One problem with that logic:

Public employees, through their de facto control of politicians, essentially do have unqualified power to set their own benefit levels. It’s only the payment part of that equation at issue since if New Jersey taxpayers were to get an annual tab of $15 billion (instead of the $6.8 billion they recently got which the state slashed to $4.25 billion) those benefit levels might be questioned.  As it is, an actuarial/political cabal has conspired to ridiculously understate contribution levels for public sector defined benefit plans through first gimmickry (that $6.8 billion number) and then arbitrary reduction (that $4.25 billion).

The question, if the unions get to pick their actuary, is which way that new actuary will go:

  1. $15 billion full cost of benefits accrued and accruing; or
  2. $3 billion with more games to justify no benefit cuts and even the return of COLAs.

If the former then the question remains, who pays?

If the latter, then it’s only a matter of time.

17 responses to this post.

  1. Posted by Anonymous on March 21, 2017 at 9:45 am

    I thought previous posts on this topic the opinion was this legislation did nothing to change c. 78 so is the ex- Treasurer confused OR??


  2. You can bet there will be a constitutional challenge if all pension systems are not included in S-3040.


  3. Posted by boscoe on March 21, 2017 at 1:19 pm

    First (referencing Anonymous above), this legislation most certainly goes beyond Chapter 78 to define an entirely new pension structure.
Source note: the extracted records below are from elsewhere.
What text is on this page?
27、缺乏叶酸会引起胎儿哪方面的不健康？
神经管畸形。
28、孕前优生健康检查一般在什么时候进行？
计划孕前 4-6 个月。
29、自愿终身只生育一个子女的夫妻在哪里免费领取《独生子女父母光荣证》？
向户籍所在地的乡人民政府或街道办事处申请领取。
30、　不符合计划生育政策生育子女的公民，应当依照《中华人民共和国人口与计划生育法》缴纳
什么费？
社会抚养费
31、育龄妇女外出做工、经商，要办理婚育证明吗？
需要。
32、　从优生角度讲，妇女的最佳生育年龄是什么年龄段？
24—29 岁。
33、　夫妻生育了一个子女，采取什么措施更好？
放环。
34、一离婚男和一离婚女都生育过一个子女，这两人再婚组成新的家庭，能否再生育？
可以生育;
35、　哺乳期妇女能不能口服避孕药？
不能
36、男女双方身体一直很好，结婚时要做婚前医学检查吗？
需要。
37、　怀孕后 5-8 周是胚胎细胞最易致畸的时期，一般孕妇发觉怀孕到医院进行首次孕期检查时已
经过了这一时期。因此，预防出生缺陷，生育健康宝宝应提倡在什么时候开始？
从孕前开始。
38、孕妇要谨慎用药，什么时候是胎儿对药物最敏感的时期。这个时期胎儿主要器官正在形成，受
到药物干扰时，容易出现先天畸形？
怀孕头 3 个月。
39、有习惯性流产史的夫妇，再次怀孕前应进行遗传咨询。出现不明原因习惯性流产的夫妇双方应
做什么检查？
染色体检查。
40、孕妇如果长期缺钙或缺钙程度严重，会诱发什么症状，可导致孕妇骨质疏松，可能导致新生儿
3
Chapter 78 did not authorize the PFRS — or any other state pension system for that matter — to be taken from state management and authority and turned over to a new board of trustees of the pension system, controlled by members. Chapter 78 did not authorize the trustees to raise or lower benefits unless the funded ratio (however defined) hits 80 percent, which the PFRS has not achieved. This legislation removes the 80 percent requirement. Chapter 78 did not provide for withholding state aid from a municipal employer if that municipality does not pay the PFRS what the new board of trustees say is due and payable from that town.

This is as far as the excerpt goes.